The progressive in politics has as one of its strands the “rule by experts”, which amounts to totalitarian coercion by big Nietzschean money, something no one needs. An essential part of the idea is to make an idiot of the person in the street. The specious record of this long program quite rightly makes the person in the street suspicious of intellectualism, because what is called intellectual is really anti-intellectual. The propagators of the program are by definition anti-intellectual, since they concern themsleves with an ideology of will to absolute power rather than truth. As someone with experience of DC observed, he had worked a long time there and never really met anyone who was an idiot. Rather, mostly they were bought.

Amazingly in spite of all this, true intellectuals continue to appear, and defenders of political freedom.

George April 5, 2019 3:44 AM

“Re: experts, idiots, intellectuals, etc. etc.”

voting in its present form is better categorized as Manufacturing Consent. There is very little direct involvement of voters in US of A because we the democracy is delegated to representatives. There has been a big push to delegate this power further down to “experts and intellectuals” as an example of Obama’s various “Czars” of specializations.

The bottom line is. Don’t assume “experts” aren’t out there to screw you. Being intelligent does not guaranetee benevolence.

vas pup April 5, 2019 4:38 PM

@George • April 5, 2019 3:44 AM
“Being intelligent does not guarantee benevolence.”
Sure. Who could argue?
Moral and intelligence are orthogonal parameters.
The worst combo is stupid-immoral.
The best is smart and moral.

Be moral and stupid is the best combo to be manipulated in the interest of smart and immoral.

Regarding delegation: agree, almost all instruments of direct democracy (e.g. referendum, recall of elected official, have option to vote against all seeking the office) are cleared out altogether or many hoops being set up to negate their usage.

Question: Why do we have term limit for President, but no term limits for Senators and Representatives? Some of them come into office on a bicycle (very young) and leaving kind in wheel chair.
Fresh blood with BRAINS (not only arrogance and ambitions) is needed.
Good morality is definite plus as well.

Truth is not decided by the number of supporters, but rather by facts, research you name it. Truth/science can not be subject of political correctness kind of Inquisition of Middle Ages.
That is the path to Idiocracy. Very good movie with the same name made in USA. If I were rich, I’ll pay all national TV channels run that movie close to any election at a prime time as warning.

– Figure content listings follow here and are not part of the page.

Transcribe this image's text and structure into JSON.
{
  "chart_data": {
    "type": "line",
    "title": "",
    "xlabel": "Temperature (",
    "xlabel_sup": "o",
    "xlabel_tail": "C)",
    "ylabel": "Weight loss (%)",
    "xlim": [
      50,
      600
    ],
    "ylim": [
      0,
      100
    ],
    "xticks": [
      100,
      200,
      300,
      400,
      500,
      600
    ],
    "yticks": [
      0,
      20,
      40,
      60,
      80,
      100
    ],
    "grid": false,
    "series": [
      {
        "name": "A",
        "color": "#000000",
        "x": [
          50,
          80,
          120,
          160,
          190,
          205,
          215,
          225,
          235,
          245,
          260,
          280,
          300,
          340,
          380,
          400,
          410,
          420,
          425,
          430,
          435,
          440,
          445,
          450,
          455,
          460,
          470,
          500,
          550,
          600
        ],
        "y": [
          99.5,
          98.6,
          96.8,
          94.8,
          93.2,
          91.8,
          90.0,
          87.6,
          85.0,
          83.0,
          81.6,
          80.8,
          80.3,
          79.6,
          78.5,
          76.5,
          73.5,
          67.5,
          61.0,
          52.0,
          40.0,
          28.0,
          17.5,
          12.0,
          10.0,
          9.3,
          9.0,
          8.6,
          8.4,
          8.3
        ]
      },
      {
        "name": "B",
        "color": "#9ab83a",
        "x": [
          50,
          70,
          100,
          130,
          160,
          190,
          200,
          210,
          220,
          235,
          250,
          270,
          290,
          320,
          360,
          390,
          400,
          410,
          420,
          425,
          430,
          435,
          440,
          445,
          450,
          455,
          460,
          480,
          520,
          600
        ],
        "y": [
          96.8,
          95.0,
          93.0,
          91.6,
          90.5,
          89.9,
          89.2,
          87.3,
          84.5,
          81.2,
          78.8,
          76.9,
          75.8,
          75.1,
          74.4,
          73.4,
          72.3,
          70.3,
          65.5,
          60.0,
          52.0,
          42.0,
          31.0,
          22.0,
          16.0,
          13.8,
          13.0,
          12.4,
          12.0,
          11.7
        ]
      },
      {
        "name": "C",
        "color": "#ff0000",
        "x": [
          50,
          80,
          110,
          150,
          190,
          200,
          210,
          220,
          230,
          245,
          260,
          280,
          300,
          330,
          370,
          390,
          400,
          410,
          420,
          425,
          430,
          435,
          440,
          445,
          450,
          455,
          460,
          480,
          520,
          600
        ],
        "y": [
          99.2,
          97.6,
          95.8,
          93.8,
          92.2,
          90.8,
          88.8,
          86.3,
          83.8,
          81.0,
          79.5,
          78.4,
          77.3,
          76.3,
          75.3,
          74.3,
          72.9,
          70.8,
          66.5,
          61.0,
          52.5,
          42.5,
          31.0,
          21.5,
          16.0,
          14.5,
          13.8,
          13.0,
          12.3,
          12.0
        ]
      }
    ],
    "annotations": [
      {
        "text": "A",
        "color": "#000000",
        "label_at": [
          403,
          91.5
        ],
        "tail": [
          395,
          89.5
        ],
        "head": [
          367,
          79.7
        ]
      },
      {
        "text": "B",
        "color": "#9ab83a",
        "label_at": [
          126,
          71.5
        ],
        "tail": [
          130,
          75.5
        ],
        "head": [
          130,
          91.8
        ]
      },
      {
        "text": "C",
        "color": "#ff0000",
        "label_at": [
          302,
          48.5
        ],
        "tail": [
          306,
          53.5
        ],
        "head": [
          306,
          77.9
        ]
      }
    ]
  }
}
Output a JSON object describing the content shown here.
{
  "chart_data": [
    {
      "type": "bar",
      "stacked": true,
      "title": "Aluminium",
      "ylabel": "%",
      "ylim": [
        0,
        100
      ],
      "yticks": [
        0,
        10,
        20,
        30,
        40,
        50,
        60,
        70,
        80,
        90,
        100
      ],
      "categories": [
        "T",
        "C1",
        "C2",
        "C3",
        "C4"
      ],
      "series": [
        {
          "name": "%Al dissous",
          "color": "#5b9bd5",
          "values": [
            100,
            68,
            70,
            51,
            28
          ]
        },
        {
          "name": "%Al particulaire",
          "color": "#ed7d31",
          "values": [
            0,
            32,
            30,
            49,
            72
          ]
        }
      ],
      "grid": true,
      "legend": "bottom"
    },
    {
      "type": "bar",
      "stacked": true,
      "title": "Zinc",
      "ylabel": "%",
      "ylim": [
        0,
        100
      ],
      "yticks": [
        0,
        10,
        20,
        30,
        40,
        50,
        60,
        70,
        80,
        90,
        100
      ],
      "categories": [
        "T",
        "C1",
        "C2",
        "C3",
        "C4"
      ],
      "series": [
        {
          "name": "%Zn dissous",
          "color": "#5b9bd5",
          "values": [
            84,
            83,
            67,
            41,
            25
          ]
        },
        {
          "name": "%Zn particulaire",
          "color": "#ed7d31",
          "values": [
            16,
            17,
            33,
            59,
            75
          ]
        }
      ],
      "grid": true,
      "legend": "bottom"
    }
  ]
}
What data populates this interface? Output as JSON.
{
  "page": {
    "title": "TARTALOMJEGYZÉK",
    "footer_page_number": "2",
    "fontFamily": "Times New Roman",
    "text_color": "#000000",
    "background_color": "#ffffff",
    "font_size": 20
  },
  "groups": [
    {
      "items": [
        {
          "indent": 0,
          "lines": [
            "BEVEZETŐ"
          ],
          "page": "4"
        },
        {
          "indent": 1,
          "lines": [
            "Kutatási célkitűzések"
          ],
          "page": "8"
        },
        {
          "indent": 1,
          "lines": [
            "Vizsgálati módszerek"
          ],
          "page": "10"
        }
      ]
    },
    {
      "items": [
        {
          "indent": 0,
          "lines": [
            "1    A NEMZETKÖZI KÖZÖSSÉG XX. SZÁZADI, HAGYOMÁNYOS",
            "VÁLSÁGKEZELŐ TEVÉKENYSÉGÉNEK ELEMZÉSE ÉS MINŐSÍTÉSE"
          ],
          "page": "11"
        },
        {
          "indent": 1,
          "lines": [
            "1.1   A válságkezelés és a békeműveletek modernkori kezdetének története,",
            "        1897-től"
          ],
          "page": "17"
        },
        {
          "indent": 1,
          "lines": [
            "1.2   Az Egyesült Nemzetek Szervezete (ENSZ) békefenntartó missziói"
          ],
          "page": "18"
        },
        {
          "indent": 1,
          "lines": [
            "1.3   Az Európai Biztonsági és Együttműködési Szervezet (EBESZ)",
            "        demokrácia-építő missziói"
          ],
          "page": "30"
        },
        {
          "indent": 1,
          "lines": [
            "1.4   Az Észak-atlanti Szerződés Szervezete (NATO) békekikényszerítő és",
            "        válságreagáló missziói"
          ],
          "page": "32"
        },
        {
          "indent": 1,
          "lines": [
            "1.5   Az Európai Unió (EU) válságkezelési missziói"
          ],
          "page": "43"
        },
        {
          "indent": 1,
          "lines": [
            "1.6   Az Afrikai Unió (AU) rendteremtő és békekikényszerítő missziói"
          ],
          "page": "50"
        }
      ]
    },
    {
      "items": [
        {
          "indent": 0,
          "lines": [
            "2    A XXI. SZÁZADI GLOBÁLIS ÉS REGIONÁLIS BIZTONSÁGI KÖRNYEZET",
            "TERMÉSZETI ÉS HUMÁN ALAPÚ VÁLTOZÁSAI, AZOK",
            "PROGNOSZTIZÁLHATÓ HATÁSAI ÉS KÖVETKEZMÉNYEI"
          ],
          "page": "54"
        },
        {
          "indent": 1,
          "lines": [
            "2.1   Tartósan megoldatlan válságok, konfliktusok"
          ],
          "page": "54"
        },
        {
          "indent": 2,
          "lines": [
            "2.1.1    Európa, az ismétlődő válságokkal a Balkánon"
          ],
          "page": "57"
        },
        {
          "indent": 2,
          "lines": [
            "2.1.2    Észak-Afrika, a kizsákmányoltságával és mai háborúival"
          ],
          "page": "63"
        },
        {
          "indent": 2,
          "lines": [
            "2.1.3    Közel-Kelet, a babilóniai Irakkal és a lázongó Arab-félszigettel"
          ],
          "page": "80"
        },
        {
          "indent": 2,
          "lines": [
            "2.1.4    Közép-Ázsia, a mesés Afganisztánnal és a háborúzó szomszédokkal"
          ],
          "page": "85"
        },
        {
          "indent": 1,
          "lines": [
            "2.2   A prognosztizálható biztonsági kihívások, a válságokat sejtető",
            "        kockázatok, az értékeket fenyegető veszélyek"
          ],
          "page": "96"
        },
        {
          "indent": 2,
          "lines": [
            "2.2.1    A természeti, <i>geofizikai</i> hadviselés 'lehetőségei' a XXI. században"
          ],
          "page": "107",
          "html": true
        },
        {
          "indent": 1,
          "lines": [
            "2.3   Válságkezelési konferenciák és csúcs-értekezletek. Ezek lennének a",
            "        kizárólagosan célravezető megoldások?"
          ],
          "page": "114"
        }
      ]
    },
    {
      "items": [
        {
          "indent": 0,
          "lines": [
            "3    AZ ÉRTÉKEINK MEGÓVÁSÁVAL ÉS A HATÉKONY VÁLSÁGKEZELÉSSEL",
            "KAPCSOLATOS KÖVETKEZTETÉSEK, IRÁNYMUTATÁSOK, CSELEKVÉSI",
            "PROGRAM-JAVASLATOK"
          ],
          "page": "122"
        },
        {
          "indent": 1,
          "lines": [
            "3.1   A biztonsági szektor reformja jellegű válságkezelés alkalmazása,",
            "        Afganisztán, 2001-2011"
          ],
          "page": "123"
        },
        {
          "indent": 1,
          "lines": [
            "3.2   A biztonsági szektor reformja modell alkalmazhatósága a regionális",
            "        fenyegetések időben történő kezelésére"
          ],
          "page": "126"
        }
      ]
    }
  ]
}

CGW April 18, 2019 12:02 AM

      In 1964, Eugene Burdick (the co-author of The Ugly American and Fail Safe) published a prescient book: The 480, a political novel dealing with slicing and dicing the American electorate into 480 categories. As noted in The New York Times book review, “The title itself is taken from a concept formulated by a reallife enterprise, the Simulmatics Corporation. On the eve of the 1860 [should be 1960] election, it divided the American electorate into 480 groups for purposes of identification and classification according to a voter’s social attitudes, background, education and environment. The data, so acquired and analyzed, was then stored in a computer. Presumably, a candidate for the Presidency could consult the computer and be told what words to use and gestures to make in order to obtain the sort of favorable reaction responses from each group that would result in his election victory.”
      I recall reading the novel as a teenager when the paperback edition came out and thinking, “Yikes! Not good.” The Times‘s reviewer didn’t seem alarmed: “If Mr. Burdick or the readers of ‘The 480’ really believe that the new underworld armed with computers is about to take command of American politics, let them sedate their nerves by investing 50 cents in [Kennedy presidential campaign manager] Mr. [Lawrence] O’Brien’s primer [‘The Democratic Campaign Manual, 1964’] on big‐time politics in the United States.”
      Wikipedia has some background to The 480 that looks reasonably accurate.